We are not moving far from the badlands. Just a stone’s throw away are the Black Hills – a mountain range that pops up in the middle of nowhere just to distort the otherwise flat land of the Great Plains of the American Midwest. These terrains are and have been for ages considered sacred for the local tribes of Native Americans. In theory these lands still belong to the indigenous peoples. This was even confirmed by the treaty signed by the US government in 1868. However, as history shows the governments don’t always respect the treaties they themselves have created. This has happened before and this was also the case this time. Less than 10 years after agreeing to the treaty conditions the US government seized the Black Hills and allowed their extensive destruction through gold mining, logging and tourism development.

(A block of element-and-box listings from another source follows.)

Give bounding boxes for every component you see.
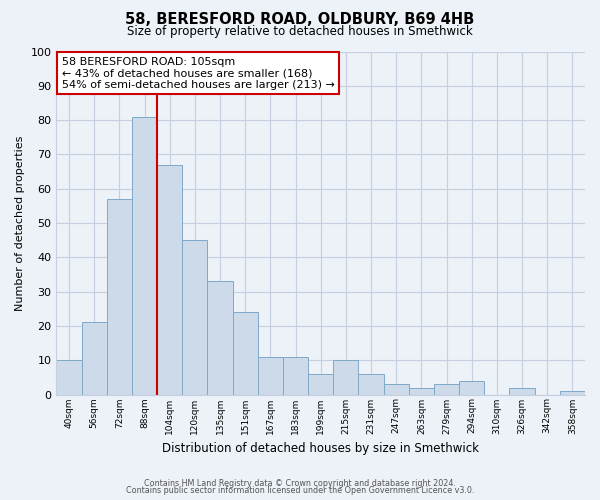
- Bar: [82, 322, 107, 394]
- Bar: [459, 381, 484, 394]
- Bar: [434, 384, 459, 394]
- X-axis label: Distribution of detached houses by size in Smethwick: Distribution of detached houses by size …: [162, 442, 479, 455]
- Bar: [182, 240, 208, 394]
- Bar: [358, 374, 383, 394]
- Bar: [409, 388, 434, 394]
- Bar: [383, 384, 409, 394]
- Bar: [208, 282, 233, 395]
- Bar: [308, 374, 333, 394]
- Text: Size of property relative to detached houses in Smethwick: Size of property relative to detached ho…: [127, 25, 473, 38]
- Bar: [233, 312, 258, 394]
- Y-axis label: Number of detached properties: Number of detached properties: [15, 136, 25, 310]
- Text: Contains HM Land Registry data © Crown copyright and database right 2024.: Contains HM Land Registry data © Crown c…: [144, 478, 456, 488]
- Bar: [560, 391, 585, 394]
- Text: Contains public sector information licensed under the Open Government Licence v3: Contains public sector information licen…: [126, 486, 474, 495]
- Bar: [107, 199, 132, 394]
- Text: 58, BERESFORD ROAD, OLDBURY, B69 4HB: 58, BERESFORD ROAD, OLDBURY, B69 4HB: [125, 12, 475, 28]
- Bar: [333, 360, 358, 394]
- Text: 58 BERESFORD ROAD: 105sqm
← 43% of detached houses are smaller (168)
54% of semi: 58 BERESFORD ROAD: 105sqm ← 43% of detac…: [62, 56, 335, 90]
- Bar: [157, 164, 182, 394]
- Bar: [509, 388, 535, 394]
- Bar: [258, 357, 283, 395]
- Bar: [283, 357, 308, 395]
- Bar: [56, 360, 82, 394]
- Bar: [132, 116, 157, 394]
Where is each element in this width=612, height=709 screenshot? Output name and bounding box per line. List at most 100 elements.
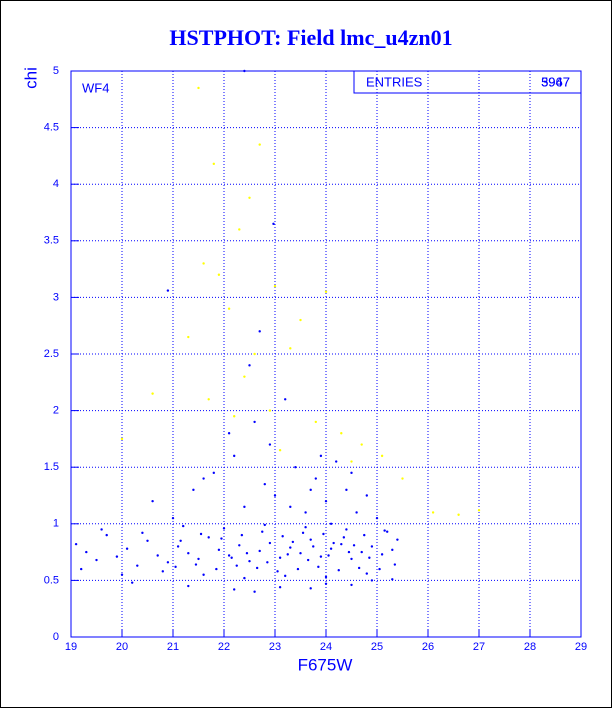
point xyxy=(199,532,203,536)
point xyxy=(131,581,134,584)
x-tick-label: 22 xyxy=(218,641,230,653)
y-tick-label: 0.5 xyxy=(44,574,59,586)
point xyxy=(174,565,177,569)
y-tick-label: 1.5 xyxy=(44,461,59,473)
point xyxy=(120,437,124,441)
point xyxy=(243,375,246,378)
point xyxy=(281,535,284,538)
x-tick-label: 20 xyxy=(116,641,128,653)
point xyxy=(299,552,302,555)
point xyxy=(309,538,312,541)
point xyxy=(289,347,292,350)
point xyxy=(85,550,88,554)
point xyxy=(306,558,310,562)
point xyxy=(227,554,231,557)
point xyxy=(284,574,287,578)
y-tick-label: 4.5 xyxy=(44,122,59,134)
point xyxy=(258,330,261,333)
point xyxy=(319,454,323,458)
point xyxy=(248,364,251,367)
x-tick-label: 25 xyxy=(371,641,383,653)
y-tick-label: 3.5 xyxy=(44,235,59,247)
point xyxy=(345,488,348,492)
point xyxy=(233,415,236,418)
point xyxy=(278,449,282,452)
point xyxy=(179,539,182,542)
point xyxy=(248,196,251,199)
point xyxy=(370,545,374,548)
point xyxy=(253,352,256,356)
point xyxy=(268,409,272,412)
point xyxy=(115,555,119,558)
point xyxy=(304,511,307,514)
point xyxy=(296,567,300,571)
point xyxy=(156,554,159,557)
point xyxy=(273,494,277,497)
point xyxy=(289,546,292,549)
point xyxy=(235,564,238,567)
x-tick-label: 27 xyxy=(473,641,485,653)
point xyxy=(176,545,180,548)
point xyxy=(383,529,386,532)
x-tick-label: 19 xyxy=(65,641,77,653)
point xyxy=(314,477,317,480)
point xyxy=(312,545,315,548)
point xyxy=(431,511,435,514)
point xyxy=(317,565,320,569)
point xyxy=(329,547,333,550)
stats-value: 5947 xyxy=(541,74,570,89)
point xyxy=(243,576,246,580)
point xyxy=(207,398,210,401)
stats-value: 3967 xyxy=(541,74,570,89)
point xyxy=(187,335,190,339)
point xyxy=(141,531,144,535)
chart-title: HSTPHOT: Field lmc_u4zn01 xyxy=(169,25,452,50)
point xyxy=(363,533,366,537)
point xyxy=(268,541,272,545)
point xyxy=(266,561,269,564)
point xyxy=(324,575,328,579)
point xyxy=(477,509,481,512)
point xyxy=(217,548,221,552)
point xyxy=(337,569,340,572)
point xyxy=(253,420,256,424)
y-tick-label: 5 xyxy=(53,65,59,77)
point xyxy=(146,539,149,542)
point xyxy=(233,454,236,458)
y-tick-label: 2 xyxy=(53,405,59,417)
point xyxy=(309,587,312,590)
point xyxy=(253,590,256,593)
point xyxy=(197,86,200,90)
point xyxy=(380,553,384,556)
point xyxy=(207,536,210,539)
point xyxy=(263,482,266,486)
point xyxy=(365,572,368,575)
x-tick-label: 26 xyxy=(422,641,434,653)
point xyxy=(278,585,282,589)
point xyxy=(322,532,325,536)
point xyxy=(324,582,328,585)
point xyxy=(396,538,399,541)
point xyxy=(401,477,404,480)
point xyxy=(243,505,246,509)
y-tick-label: 4 xyxy=(53,178,59,190)
point xyxy=(187,584,190,588)
y-tick-label: 3 xyxy=(53,291,59,303)
point xyxy=(212,162,215,166)
point xyxy=(273,284,277,288)
point xyxy=(120,573,124,576)
point xyxy=(391,548,394,552)
point xyxy=(375,516,379,520)
point xyxy=(457,513,460,516)
point xyxy=(202,573,205,576)
stats-label: ENTRIES xyxy=(366,74,423,89)
point xyxy=(332,541,335,545)
point xyxy=(329,522,333,525)
point xyxy=(105,533,108,537)
plot-frame xyxy=(70,70,582,638)
y-tick-label: 1 xyxy=(53,518,59,530)
point xyxy=(391,578,394,581)
point xyxy=(386,530,389,533)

The treaty didn’t stop the government from selling the newly acquired lands for significant profit.
This story is still unfolding even today, more than a century later. The Indian tribes of South Dakota (and not only) have taken the case to the court and won. The US Supreme court ruled that seizing the lands by the government in the nineteenth century was unlawful and awarded a significant monetary compensation to the Indian people. They however refuse to accept the money as they claim it would allow the US government to justify the seizure of their land. Instead, they demand to have their lands returned to them.
This is to shows that the Indians of South Dakota have their pride and can’t be easily bought. And it is connected with the actual topic of this post. As you probably know the Indians were given their names based on nature and person’s traits. So it is perfectly normal that Old Chief Smoke had children whose names were: Spotted Horse Woman, Chief Big Mouth, Chief Blue Horse, Chief Red Cloud, Chief American Horse, Chief Bull Bear III, Chief Solomon Smoke II, Chief No Neck and Woman Dress. This leads us to His Horse is Crazy – this is a literal translation of a name of a famous Oglala Lakota leader. He is more commonly known as simply Crazy Horse.
His name was made even more famous by a sculptor Korczak Ziolkowski. Korczak was approached by some Lakota Indian leaders and asked to immortalize the great hero of Lakota nation by carving a monument in the hills of South Dakota. The hero to be immortalized was Crazy Horse.
This is the chief himself riding his trustworthy steed.
The aim of the monument is to preserve the heritage of the Native Americans. There is a museum on site that houses many Indian artefacts. Some people donate various things to support the cause.
The sculpture when finished will be the largest of its kind in the world. The work progresses slowly as the creators refuse to accept any state or federal funding. They think that this would undermine the whole purpose of the project. So the project relies solely on visitors and donations.
This is what the creators are aiming for:
As you can see the Indian leader points his hand towards the Black Hills. At the same time he says: “My lands are where my dead lie buried.” – a reference to US government’s taking back the sacred lands.